O que o Senhor requer de ti, senão que é o que o SENHOR pede de ti, senão que pratiques a justiça, e ames a misericórdia, e andes humildemente com o teu Deus? A palavra “requer” significa duas coisas aqui. O Senhor requer essas coisas num sentido normal, isto é, Ele determina que devem ser assim. Mas, num sentido mais interior, quando o Senhor dá uma ordem, Ele a executa. Ele faz com que seja executada.
Só há uma coisa na vida que podemos dar ao Senhor e que não pertence a Ele. É a nossa liberdade. Só ela o Senhor não pode ter, a não ser que lha ofereçamos. Quando tomamos a decisão de praticar a justiça, estamos livremente oferecendo nossas vidas a Ele. Em troca, Ele nos dá as outras duas coisas: amar a justiça e andar humildemente, qualidades celestes. São essas qualidades que estão representadas no que Ele nos fala: “Buscai primeiro o reino de Deus e a sua justiça, e todas essas coisas vos serão acrescentadas”. Amém.

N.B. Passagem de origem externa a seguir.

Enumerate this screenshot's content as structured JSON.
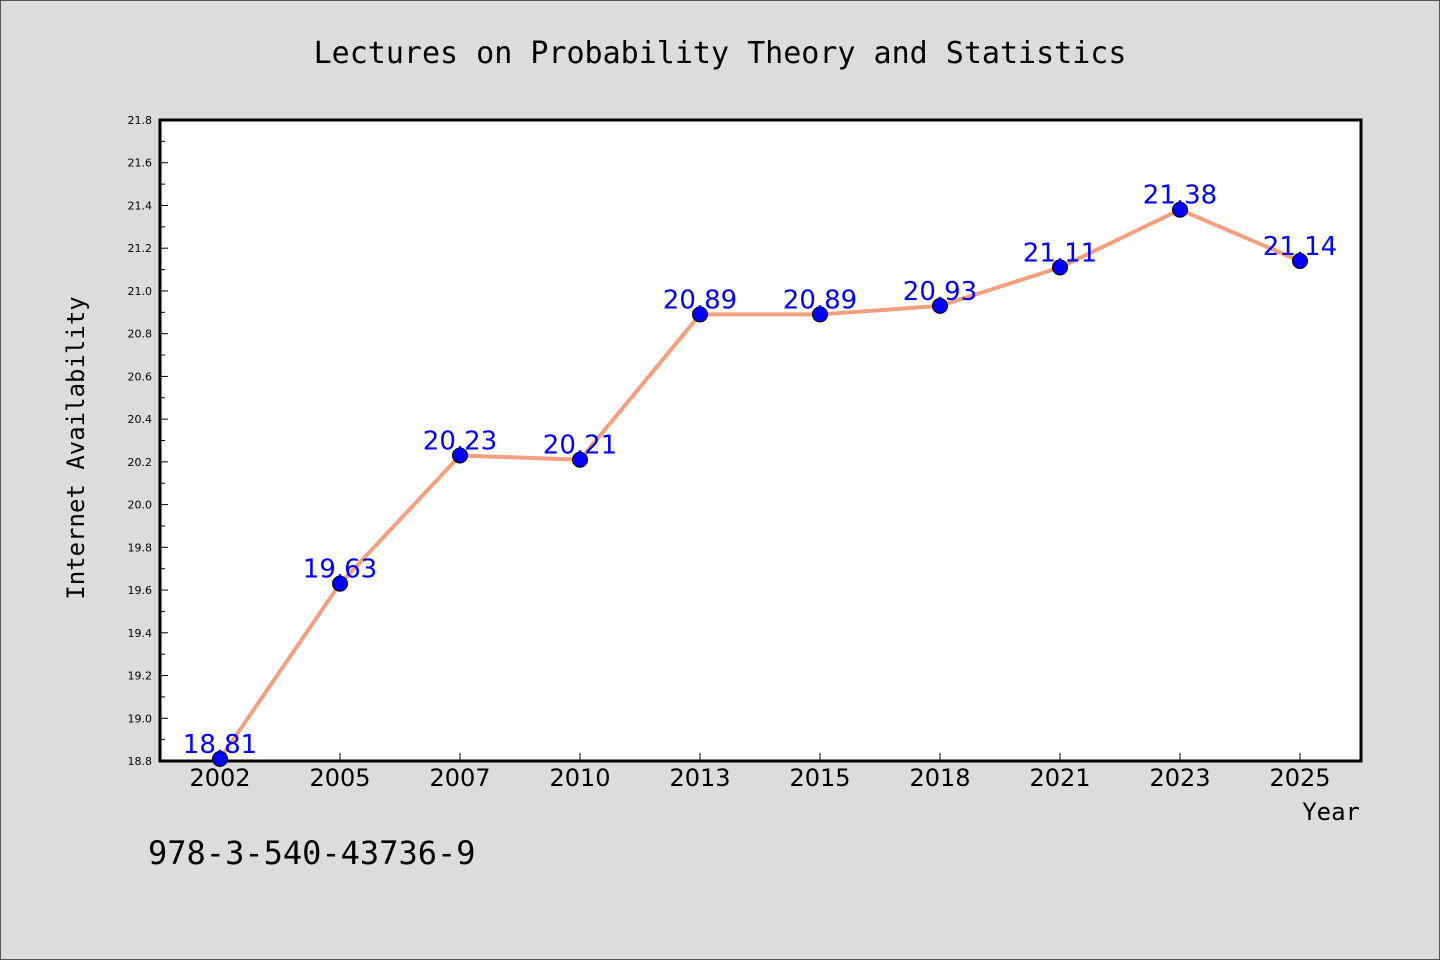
{
  "chart_data": {
    "type": "line",
    "title": "Lectures on Probability Theory and Statistics",
    "xlabel": "Year",
    "ylabel": "Internet Availability",
    "categories": [
      "2002",
      "2005",
      "2007",
      "2010",
      "2013",
      "2015",
      "2018",
      "2021",
      "2023",
      "2025"
    ],
    "series": [
      {
        "values": [
          18.81,
          19.63,
          20.23,
          20.21,
          20.89,
          20.89,
          20.93,
          21.11,
          21.38,
          21.14
        ]
      }
    ],
    "data_labels": [
      "18.81",
      "19.63",
      "20.23",
      "20.21",
      "20.89",
      "20.89",
      "20.93",
      "21.11",
      "21.38",
      "21.14"
    ],
    "ylim": [
      18.8,
      21.8
    ],
    "yticks": [
      "18.8",
      "19.0",
      "19.2",
      "19.4",
      "19.6",
      "19.8",
      "20.0",
      "20.2",
      "20.4",
      "20.6",
      "20.8",
      "21.0",
      "21.2",
      "21.4",
      "21.6",
      "21.8"
    ],
    "grid": false,
    "line_color": "#f4a07e",
    "marker_color": "#0000ff",
    "label_color": "#0000ff"
  },
  "footer": {
    "isbn": "978-3-540-43736-9"
  }
}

Lições: Miquéias 6:1-9, Lucas 18:9-14, AC 4899:3

AC 4899:3 -  “Uma coisa é a Igreja estar com uma nação, e outra coisa é a Igreja estar na nação – como, por exemplo, a Igreja Cristã; ela está com aqueles que têm a Palavra e, pela doutrina, pregam o Senhor; todavia, nada há da Igreja neles, a não ser que estejam no casamento do bem com a verdade, isto é, a não ser que esteja na caridade para com o próximo e, daí, na fé; assim, a não ser que os internos da igreja estejam nos externos. A Igreja não está com aqueles que estão somente nos externos separados dos internos, nem naqueles que estão na fé separada da caridade, nem naqueles que reconhecem o Senhor pela doutrina e não na vida. Donde se torna evidente que uma coisa é a Igreja estar com as pessoas e outra coisa, bem diferente, é ela estar nas pessoas.